Periodic Reporting for period 1 - GlycoPeptides (Exploiting in vitro evolution of macrocyclic glycopeptides to explore selectin interactions)
Período documentado: 2017-05-01 hasta 2019-04-30
The interaction between proteins and sugars is often weak, requiring many interactions to work together to give a strong effect. For this reason, it has been difficult to find molecules that can be used to target selectins. In this work, we investigated the interaction between selectins and glycans and tried to find molecules that can be used to disrupt the selectin-glycan interaction. These might eventually be useful in medicine, for example preventing chronic inflammation or stopping cancer cells from hijacking this adhesion process to spread throughout the body.

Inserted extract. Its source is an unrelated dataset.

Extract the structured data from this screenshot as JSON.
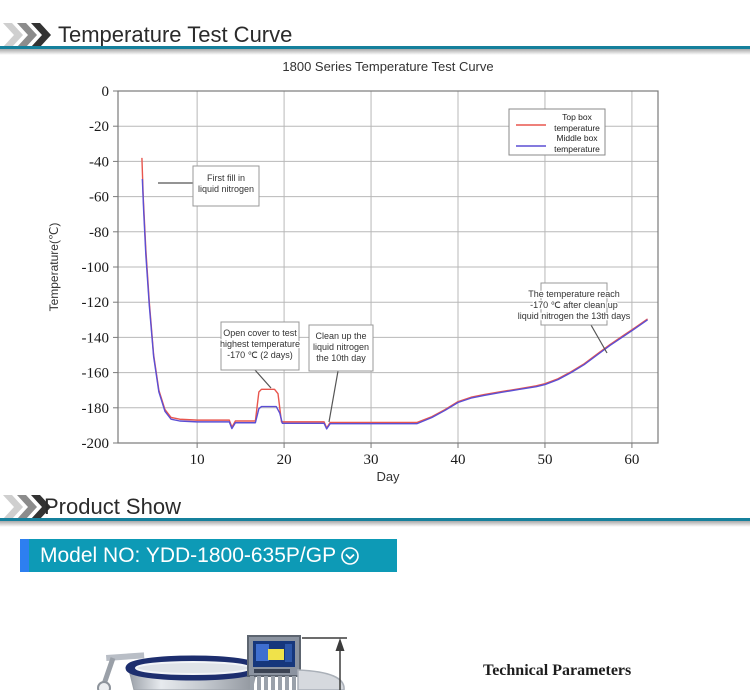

Our objectives were to find molecules that could bind strongly and selectively to each of the three selectins. To achieve this, we modified a system for generating tens of billions of different compounds at a time, with DNA used as a barcode to allow identification of which of these many different molecules can bind to the selectin. This required us to develop some new chemical tools to allow this pool of molecules to better resemble the glycans that selectins normally bind to, improving our chances of success. We also aimed to use this vast pool of different molecules to look for patterns of binding that might teach us more about how selectins work.
With these tools ready, we looked for specific molecules from this pool of tens of billions of different options that could bind specifically to E-selectin (one of the three types of selectin). This proved successful, and we identified several promising candidate molecules that we are now in the process of testing. These results will lead to a publication in an academic journal, and potentially developed further as treatment for diseases where selectin involvement has been shown.